Нет, Сократ верит Павлику. Он его встретил лет пять назад, в одном из лагерей. Тогда это был неуклюжий, испуганный парень, «ванек», вздрагивающий от каждого вопроса. Сократ пожалел его, запретил «шакалам» делать унизительную «прописку», следил, чтобы мальчишку не втянули в картежную игру, которая, как правило, заканчивалась для неопытных долгой, если не вечной кабалой. Потом его перевели в другой лагерь, и Сократ потерял парня. И вот они опять встретились. Теперь это был матерый «зэк», знающий себе цену. Не «захарчеванный чухан», прикидывающийся бывалым, каких много приходит в зону, а «мастер». Сократ, обратившись за помощью к нему, не сказал всей правды. Старик догадывался, что его предложение каким-то образом совпало с планами Павлика — иначе откуда так быстро взяться трубе с дефектом? Да и вообще, вся подготовка к побегу шла на удивление быстро. Павлик был немногословен, деловит. Когда все было готово, помог Сократу перевестись табельщиком на стройку, что было очень непросто.
И только когда Сократ напомнил о том, что нужно убрать Казанкина, Павлик недоверчиво прищурился:
— Что ты так о нем хлопочешь? Ну, останется он здесь, тебе-то что. Больно хитрый ты, старик. И жадный. Не много ли одному будет?
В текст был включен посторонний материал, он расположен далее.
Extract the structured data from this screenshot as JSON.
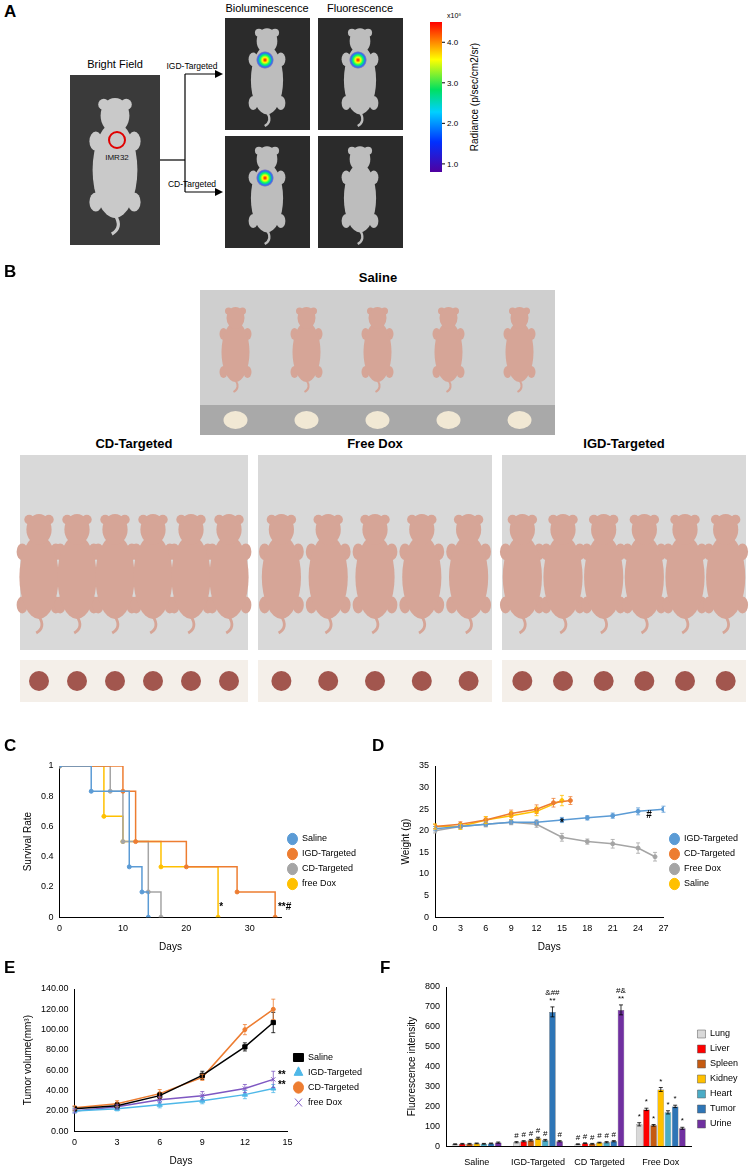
{
  "panel_labels": [
    "A",
    "B",
    "C",
    "D",
    "E",
    "F"
  ],
  "panel_a": {
    "bright_field": "Bright Field",
    "tumor_label": "IMR32",
    "columns": [
      "Bioluminescence",
      "Fluorescence"
    ],
    "rows": [
      {
        "label": "IGD-Targeted",
        "signals": [
          true,
          true
        ]
      },
      {
        "label": "CD-Targeted",
        "signals": [
          true,
          false
        ]
      }
    ],
    "colorbar": {
      "title": "Radiance (p/sec/cm2/sr)",
      "range": [
        0.8,
        4.5
      ],
      "ticks": [
        {
          "value": 1,
          "label": "1.0"
        },
        {
          "value": 2,
          "label": "2.0"
        },
        {
          "value": 3,
          "label": "3.0"
        },
        {
          "value": 4,
          "label": "4.0"
        }
      ],
      "multiplier": "x10⁸"
    }
  },
  "panel_b": {
    "groups": [
      {
        "label": "Saline",
        "mice": 5,
        "tumors": 5
      },
      {
        "label": "CD-Targeted",
        "mice": 6,
        "tumors": 6
      },
      {
        "label": "Free Dox",
        "mice": 5,
        "tumors": 5
      },
      {
        "label": "IGD-Targeted",
        "mice": 6,
        "tumors": 6
      }
    ]
  },
  "chart_data": [
    {
      "type": "line",
      "line_style": "step",
      "marker": "circle",
      "x_label": "Days",
      "y_label": "Survival Rate",
      "xlim": [
        0,
        35
      ],
      "xticks": [
        0,
        10,
        20,
        30
      ],
      "ylim": [
        0,
        1
      ],
      "yticks": [
        0,
        0.2,
        0.4,
        0.6,
        0.8,
        1
      ],
      "grid": false,
      "legend": "right",
      "series": [
        {
          "name": "Saline",
          "color": "#5B9BD5",
          "x": [
            0,
            5,
            11,
            13,
            14
          ],
          "values": [
            1,
            0.833,
            0.333,
            0.167,
            0
          ]
        },
        {
          "name": "IGD-Targeted",
          "color": "#ED7D31",
          "x": [
            0,
            10,
            12,
            20,
            28,
            34
          ],
          "values": [
            1,
            0.833,
            0.5,
            0.333,
            0.167,
            0
          ]
        },
        {
          "name": "CD-Targeted",
          "color": "#A5A5A5",
          "x": [
            0,
            8,
            10,
            14,
            16
          ],
          "values": [
            1,
            0.833,
            0.5,
            0.167,
            0
          ]
        },
        {
          "name": "free Dox",
          "color": "#FFC000",
          "x": [
            0,
            7,
            10,
            16,
            25
          ],
          "values": [
            1,
            0.667,
            0.5,
            0.333,
            0
          ]
        }
      ],
      "annotations": [
        {
          "text": "*",
          "x": 25.5,
          "y": 0.03
        },
        {
          "text": "**#",
          "x": 35.5,
          "y": 0.03
        }
      ]
    },
    {
      "type": "line",
      "marker": "circle",
      "x_label": "Days",
      "y_label": "Weight (g)",
      "xlim": [
        0,
        27
      ],
      "xticks": [
        0,
        3,
        6,
        9,
        12,
        15,
        18,
        21,
        24,
        27
      ],
      "ylim": [
        0,
        35
      ],
      "yticks": [
        0,
        5,
        10,
        15,
        20,
        25,
        30,
        35
      ],
      "grid": false,
      "legend": "right",
      "series": [
        {
          "name": "IGD-Targeted",
          "color": "#5B9BD5",
          "x": [
            0,
            3,
            6,
            9,
            12,
            15,
            18,
            21,
            24,
            27
          ],
          "values": [
            20.5,
            21,
            21.5,
            22,
            22,
            22.5,
            23,
            23.5,
            24.5,
            25
          ],
          "errors": [
            0.5,
            0.5,
            0.5,
            0.5,
            0.5,
            0.6,
            0.5,
            0.6,
            0.8,
            0.7
          ]
        },
        {
          "name": "CD-Targeted",
          "color": "#ED7D31",
          "x": [
            0,
            3,
            6,
            9,
            12,
            14,
            16
          ],
          "values": [
            21,
            21.5,
            22.5,
            24,
            25,
            26.5,
            27
          ],
          "errors": [
            0.5,
            0.6,
            0.7,
            0.8,
            1,
            1,
            0.9
          ]
        },
        {
          "name": "Free Dox",
          "color": "#A5A5A5",
          "x": [
            0,
            3,
            6,
            9,
            12,
            15,
            18,
            21,
            24,
            26
          ],
          "values": [
            20,
            21,
            21.5,
            22,
            21.5,
            18.5,
            17.5,
            17,
            16,
            14
          ],
          "errors": [
            0.5,
            0.5,
            0.6,
            0.6,
            0.7,
            0.9,
            0.6,
            1,
            1.2,
            1
          ]
        },
        {
          "name": "Saline",
          "color": "#FFC000",
          "x": [
            0,
            3,
            6,
            9,
            12,
            15
          ],
          "values": [
            21,
            21,
            22.5,
            23.5,
            24.5,
            27
          ],
          "errors": [
            0.6,
            0.7,
            0.8,
            0.9,
            1,
            1.2
          ]
        }
      ],
      "annotations": [
        {
          "text": "*",
          "x": 15,
          "y": 20.5
        },
        {
          "text": "#",
          "x": 25.3,
          "y": 22.5
        }
      ]
    },
    {
      "type": "line",
      "x_label": "Days",
      "y_label": "Tumor volume(mm³)",
      "x": [
        0,
        3,
        6,
        9,
        12,
        14
      ],
      "xlim": [
        0,
        15
      ],
      "xticks": [
        0,
        3,
        6,
        9,
        12,
        15
      ],
      "ylim": [
        0,
        140
      ],
      "yticks": [
        {
          "value": 0,
          "label": "0.00"
        },
        {
          "value": 20,
          "label": "20.00"
        },
        {
          "value": 40,
          "label": "40.00"
        },
        {
          "value": 60,
          "label": "60.00"
        },
        {
          "value": 80,
          "label": "80.00"
        },
        {
          "value": 100,
          "label": "100.00"
        },
        {
          "value": 120,
          "label": "120.00"
        },
        {
          "value": 140,
          "label": "140.00"
        }
      ],
      "grid": false,
      "legend": "right",
      "series": [
        {
          "name": "Saline",
          "color": "#000000",
          "marker": "square",
          "values": [
            22,
            25,
            35,
            55,
            83,
            107
          ],
          "errors": [
            2,
            3,
            3,
            4,
            4,
            10
          ]
        },
        {
          "name": "IGD-Targeted",
          "color": "#4FB8E8",
          "marker": "triangle",
          "values": [
            20,
            22,
            26,
            30,
            36,
            42
          ],
          "errors": [
            2,
            2,
            3,
            3,
            4,
            4
          ]
        },
        {
          "name": "CD-Targeted",
          "color": "#ED7D31",
          "marker": "circle",
          "values": [
            23,
            27,
            37,
            53,
            100,
            120
          ],
          "errors": [
            2,
            3,
            4,
            3,
            5,
            10
          ]
        },
        {
          "name": "free Dox",
          "color": "#7E57C2",
          "marker": "x",
          "values": [
            20,
            24,
            31,
            35,
            42,
            51
          ],
          "errors": [
            2,
            2,
            3,
            4,
            4,
            8
          ]
        }
      ],
      "annotations": [
        {
          "text": "**",
          "x": 14.6,
          "y": 50
        },
        {
          "text": "**",
          "x": 14.6,
          "y": 40
        }
      ]
    },
    {
      "type": "bar",
      "y_label": "Fluorescence intensity",
      "categories": [
        "Saline",
        "IGD-Targeted",
        "CD Targeted",
        "Free Dox"
      ],
      "ylim": [
        0,
        800
      ],
      "yticks": [
        0,
        100,
        200,
        300,
        400,
        500,
        600,
        700,
        800
      ],
      "grid": false,
      "legend": "right",
      "series": [
        {
          "name": "Lung",
          "color": "#D9D9D9",
          "values": [
            10,
            20,
            10,
            110
          ],
          "errors": [
            2,
            3,
            2,
            8
          ]
        },
        {
          "name": "Liver",
          "color": "#FF0000",
          "values": [
            12,
            25,
            15,
            185
          ],
          "errors": [
            2,
            3,
            2,
            6
          ]
        },
        {
          "name": "Spleen",
          "color": "#C55A11",
          "values": [
            12,
            30,
            12,
            105
          ],
          "errors": [
            2,
            4,
            2,
            4
          ]
        },
        {
          "name": "Kidney",
          "color": "#FFC000",
          "values": [
            14,
            40,
            18,
            285
          ],
          "errors": [
            2,
            5,
            2,
            10
          ]
        },
        {
          "name": "Heart",
          "color": "#4BACC6",
          "values": [
            12,
            30,
            20,
            170
          ],
          "errors": [
            2,
            4,
            3,
            8
          ]
        },
        {
          "name": "Tumor",
          "color": "#2E75B6",
          "values": [
            14,
            675,
            25,
            200
          ],
          "errors": [
            2,
            25,
            3,
            6
          ]
        },
        {
          "name": "Urine",
          "color": "#7030A0",
          "values": [
            18,
            25,
            685,
            90
          ],
          "errors": [
            3,
            3,
            25,
            5
          ]
        }
      ],
      "annotations": [
        {
          "text": "#",
          "category": "IGD-Targeted",
          "series": "Lung"
        },
        {
          "text": "#",
          "category": "IGD-Targeted",
          "series": "Liver"
        },
        {
          "text": "#",
          "category": "IGD-Targeted",
          "series": "Spleen"
        },
        {
          "text": "#",
          "category": "IGD-Targeted",
          "series": "Kidney"
        },
        {
          "text": "#",
          "category": "IGD-Targeted",
          "series": "Heart"
        },
        {
          "text": "**",
          "category": "IGD-Targeted",
          "series": "Tumor"
        },
        {
          "text": "&##",
          "category": "IGD-Targeted",
          "series": "Tumor"
        },
        {
          "text": "#",
          "category": "IGD-Targeted",
          "series": "Urine"
        },
        {
          "text": "#",
          "category": "CD Targeted",
          "series": "Lung"
        },
        {
          "text": "#",
          "category": "CD Targeted",
          "series": "Liver"
        },
        {
          "text": "#",
          "category": "CD Targeted",
          "series": "Spleen"
        },
        {
          "text": "#",
          "category": "CD Targeted",
          "series": "Kidney"
        },
        {
          "text": "#",
          "category": "CD Targeted",
          "series": "Heart"
        },
        {
          "text": "#",
          "category": "CD Targeted",
          "series": "Tumor"
        },
        {
          "text": "**",
          "category": "CD Targeted",
          "series": "Urine"
        },
        {
          "text": "#&",
          "category": "CD Targeted",
          "series": "Urine"
        },
        {
          "text": "*",
          "category": "Free Dox",
          "series": "Lung"
        },
        {
          "text": "*",
          "category": "Free Dox",
          "series": "Liver"
        },
        {
          "text": "*",
          "category": "Free Dox",
          "series": "Spleen"
        },
        {
          "text": "*",
          "category": "Free Dox",
          "series": "Kidney"
        },
        {
          "text": "*",
          "category": "Free Dox",
          "series": "Heart"
        },
        {
          "text": "*",
          "category": "Free Dox",
          "series": "Tumor"
        },
        {
          "text": "*",
          "category": "Free Dox",
          "series": "Urine"
        }
      ]
    }
  ]
}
— Ты про что это? — насторожился Сократ.
— Да просто так. Что стойку сделал? Я говорю — повесят на нас твоего Казанкина. А это при нашем побеге — знаешь что? Сто лет искать будут. Помирать будешь — найдут, из гроба вытащат и к стенке поставят.
— А мы «цветным» гвоздя забьем.
— Это как?
— Дадим им близец. Пусть отдельно нас ищут, а отдельно — того, кто поможет Казанкину в ящик сыграть.
Мысль дать оперативникам ложный «близец» — наводку на преступление — понравилась Павлику. Он взял на себя подготовку к убийству Казанкина и подбор лжесвидетелей. Однако Сократ не забыл двусмысленного намека Павлика по поводу его жадности.
И сейчас он думал о нем, вспоминая и не узнавая черты того далекого губастого испуганного парня, которого он знал несколько лет назад. Которому объяснял нехитрые, но жизненно важные правила лагерного существования. И попутно — свои правила, долженствующие обеспечить, по его понятиям, тому, кто их соблюдает, независимость — единственное условие человеческого бытия, для достижения которого Сократ одобрял все средства.